This course is designed for 1st year graduate students and is taught in English.
The course aims to present and illustrate the theory and techniques of modern econometric analysis.
Least square regression, Large sample asymptotics, Endogeneity, Panel data analysis
|✔ Specialist skills||✔ Intercultural skills||Communication skills||Critical thinking skills||✔ Practical and/or problem-solving skills|
The first part begins with reviews of the conditional expectation and least square regression. The second part introduces the large sample asymptotics. The third part applies the large sample asymptotics to the least squares. The final part introduces concepts of endogeneity.
|Course schedule||Required learning|
|Class 1||Orientation and introduction||Orientation and introduction|
|Class 2||Review II: CEF, Best predictor, Linear projection model||Review I: CEF, Best predictor, Linear projection model|
|Class 3||Review II: OLSE and Normal regression model||Review II: OLSE and Normal regression model|
|Class 4||Large sample asymptotics I||Large sample asymptotics I|
|Class 5||Large sample asymptotics II||Large sample asymptotics II|
|Class 6||Large sample asymptotics III||Large sample asymptotics III|
|Class 7||Asymptotic theory for least squares I||Asymptotic theory for least squares I|
|Class 8||Asymptotic theory for least squares II||Asymptotic theory for least squares II|
|Class 9||Endogeneity I: Causality and Two-stage least squares||Endogeneity I: Causality and Two-stage least squares|
|Class 10||Endogeneity II: Panel data analysis I||Endogeneity III: Panel data analysis I|
|Class 11||Endogeneity III: Panel data analysis II||Endogeneity III: Panel data analysis II|
|Class 12||Empirical examples||Empirical examples|
To enhance effective learning, students are encouraged to spend approximately 100 minutes preparing for class and another 100 minutes reviewing class content afterwards (including assignments) for each class.

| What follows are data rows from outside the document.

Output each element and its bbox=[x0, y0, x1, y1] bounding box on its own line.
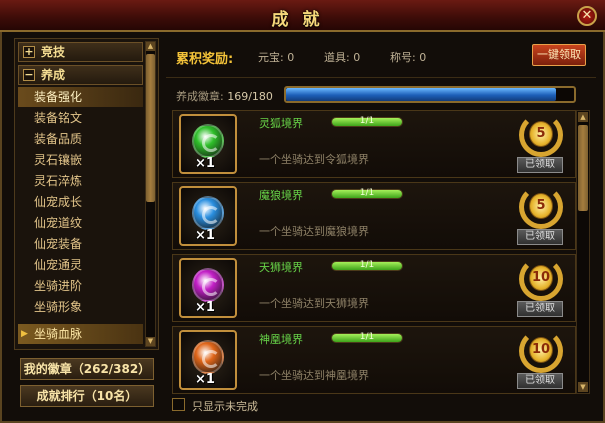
achievement-progress-text: 1/1 bbox=[359, 332, 375, 342]
scroll-down-icon[interactable]: ▼ bbox=[146, 337, 155, 346]
sidebar-item[interactable]: 装备品质 bbox=[18, 129, 143, 149]
collect-all-button[interactable]: 一键领取 bbox=[532, 44, 586, 66]
achievement-description: 一个坐骑达到魔狼境界 bbox=[259, 225, 369, 238]
sidebar-item-label: 坐骑血脉 bbox=[34, 327, 83, 341]
badge-progress-fill bbox=[286, 88, 557, 101]
show-incomplete-checkbox[interactable] bbox=[172, 398, 185, 411]
achievement-progress-text: 1/1 bbox=[359, 116, 375, 126]
achievement-row: ×1 灵狐境界 1/1 一个坐骑达到令狐境界 5 已领取 bbox=[172, 110, 576, 178]
accumulated-rewards: 累积奖励: 元宝: 0 道具: 0 称号: 0 一键领取 bbox=[166, 38, 598, 74]
sidebar-item[interactable]: 仙宠成长 bbox=[18, 192, 143, 212]
achievement-row: ×1 神凰境界 1/1 一个坐骑达到神凰境界 10 已领取 bbox=[172, 326, 576, 394]
item-quantity: ×1 bbox=[195, 228, 215, 243]
sidebar-item[interactable]: 灵石镶嵌 bbox=[18, 150, 143, 170]
divider bbox=[166, 77, 596, 78]
achievement-progress-text: 1/1 bbox=[359, 260, 375, 270]
badge-progress-bar bbox=[284, 86, 576, 103]
reward-item-slot[interactable]: ×1 bbox=[179, 114, 237, 174]
window-title: 成就 bbox=[271, 10, 334, 30]
achievement-name: 魔狼境界 bbox=[259, 189, 303, 202]
medal-orb-icon bbox=[192, 124, 224, 158]
close-button[interactable]: ✕ bbox=[577, 6, 597, 26]
sidebar-item[interactable]: 仙宠通灵 bbox=[18, 255, 143, 275]
category-label: 养成 bbox=[41, 68, 66, 82]
badge-label-text: 养成徽章: bbox=[176, 90, 224, 103]
medal-orb-icon bbox=[192, 196, 224, 230]
sidebar-item[interactable]: 仙宠道纹 bbox=[18, 213, 143, 233]
title-reward: 称号: 0 bbox=[390, 51, 427, 64]
medal-icon: 10 bbox=[517, 257, 565, 301]
medal-points: 10 bbox=[529, 337, 553, 363]
medal-points: 5 bbox=[529, 193, 553, 219]
badge-progress-label: 养成徽章: 169/180 bbox=[176, 88, 273, 104]
item-quantity: ×1 bbox=[195, 300, 215, 315]
achievement-name: 天狮境界 bbox=[259, 261, 303, 274]
reward-item-slot[interactable]: ×1 bbox=[179, 258, 237, 318]
my-badges-button[interactable]: 我的徽章（262/382） bbox=[20, 358, 154, 380]
badge-progress-value: 169/180 bbox=[227, 90, 273, 103]
ranking-button[interactable]: 成就排行（10名） bbox=[20, 385, 154, 407]
achievement-row: ×1 魔狼境界 1/1 一个坐骑达到魔狼境界 5 已领取 bbox=[172, 182, 576, 250]
item-quantity: ×1 bbox=[195, 372, 215, 387]
sidebar-item-selected[interactable]: ▶ 坐骑血脉 bbox=[18, 324, 143, 344]
achievement-description: 一个坐骑达到神凰境界 bbox=[259, 369, 369, 382]
rewards-label: 累积奖励: bbox=[176, 52, 234, 67]
collected-button[interactable]: 已领取 bbox=[517, 373, 563, 389]
achievement-progress-text: 1/1 bbox=[359, 188, 375, 198]
sidebar-item[interactable]: 装备强化 bbox=[18, 87, 143, 107]
scroll-up-icon[interactable]: ▲ bbox=[146, 42, 155, 51]
yuanbao-reward: 元宝: 0 bbox=[258, 51, 295, 64]
achievement-name: 灵狐境界 bbox=[259, 117, 303, 130]
list-scrollbar[interactable]: ▲ ▼ bbox=[576, 110, 590, 394]
category-yangcheng[interactable]: − 养成 bbox=[18, 65, 143, 85]
medal-icon: 10 bbox=[517, 329, 565, 373]
item-quantity: ×1 bbox=[195, 156, 215, 171]
category-label: 竞技 bbox=[41, 45, 66, 59]
item-reward: 道具: 0 bbox=[324, 51, 361, 64]
achievement-list: ×1 灵狐境界 1/1 一个坐骑达到令狐境界 5 已领取 ×1 魔狼境界 1/1… bbox=[172, 110, 576, 394]
scroll-thumb[interactable] bbox=[146, 54, 155, 202]
collected-button[interactable]: 已领取 bbox=[517, 301, 563, 317]
medal-points: 10 bbox=[529, 265, 553, 291]
sidebar-item[interactable]: 仙宠装备 bbox=[18, 234, 143, 254]
medal-icon: 5 bbox=[517, 113, 565, 157]
medal-orb-icon bbox=[192, 340, 224, 374]
sidebar-item[interactable]: 装备铭文 bbox=[18, 108, 143, 128]
achievement-panel: 累积奖励: 元宝: 0 道具: 0 称号: 0 一键领取 养成徽章: 169/1… bbox=[166, 38, 598, 416]
category-jingji[interactable]: + 竞技 bbox=[18, 42, 143, 62]
selected-arrow-icon: ▶ bbox=[21, 329, 28, 339]
achievement-progress-bar: 1/1 bbox=[331, 188, 403, 199]
medal-icon: 5 bbox=[517, 185, 565, 229]
achievement-progress-bar: 1/1 bbox=[331, 116, 403, 127]
medal-points: 5 bbox=[529, 121, 553, 147]
reward-item-slot[interactable]: ×1 bbox=[179, 330, 237, 390]
collapse-icon[interactable]: − bbox=[23, 69, 35, 81]
show-incomplete-label: 只显示未完成 bbox=[192, 400, 258, 413]
sidebar-item[interactable]: 坐骑进阶 bbox=[18, 276, 143, 296]
scroll-down-icon[interactable]: ▼ bbox=[578, 382, 588, 392]
achievement-row: ×1 天狮境界 1/1 一个坐骑达到天狮境界 10 已领取 bbox=[172, 254, 576, 322]
sidebar-scrollbar[interactable]: ▲ ▼ bbox=[145, 41, 156, 347]
category-sidebar: + 竞技 − 养成 装备强化 装备铭文 装备品质 灵石镶嵌 灵石淬炼 仙宠成长 … bbox=[14, 38, 159, 350]
scroll-up-icon[interactable]: ▲ bbox=[578, 112, 588, 122]
medal-orb-icon bbox=[192, 268, 224, 302]
achievement-name: 神凰境界 bbox=[259, 333, 303, 346]
sidebar-item[interactable]: 灵石淬炼 bbox=[18, 171, 143, 191]
achievement-progress-bar: 1/1 bbox=[331, 260, 403, 271]
badge-progress-row: 养成徽章: 169/180 bbox=[166, 82, 598, 106]
scroll-thumb[interactable] bbox=[578, 125, 588, 211]
collected-button[interactable]: 已领取 bbox=[517, 229, 563, 245]
collected-button[interactable]: 已领取 bbox=[517, 157, 563, 173]
achievement-description: 一个坐骑达到天狮境界 bbox=[259, 297, 369, 310]
title-bar: 成就 ✕ bbox=[0, 0, 605, 32]
expand-icon[interactable]: + bbox=[23, 46, 35, 58]
reward-item-slot[interactable]: ×1 bbox=[179, 186, 237, 246]
achievement-progress-bar: 1/1 bbox=[331, 332, 403, 343]
sidebar-item[interactable]: 坐骑形象 bbox=[18, 297, 143, 317]
achievement-description: 一个坐骑达到令狐境界 bbox=[259, 153, 369, 166]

They should do so by referring to textbooks and other course material.
Textbook: Bruce E. Hansen, Econometrics, University of Wisconsin, 2020.
Problem solving or midterm 30%, Final exam 70%.
The course prerequisites are Econometrics I (level: IEE 200) and Econometrics II (level: IEE 300). I recommend both Introductory Courses in Statistics and Probability (level: IEE 200) by Professor Masami Miyakawa and Cliometrics (level: IEE 300) by Professor Daisuke Kurisu as the prerequisites. Students should be familiar with basic concepts in probability and statistical inference. Familiarity with matrix algebra is preferred.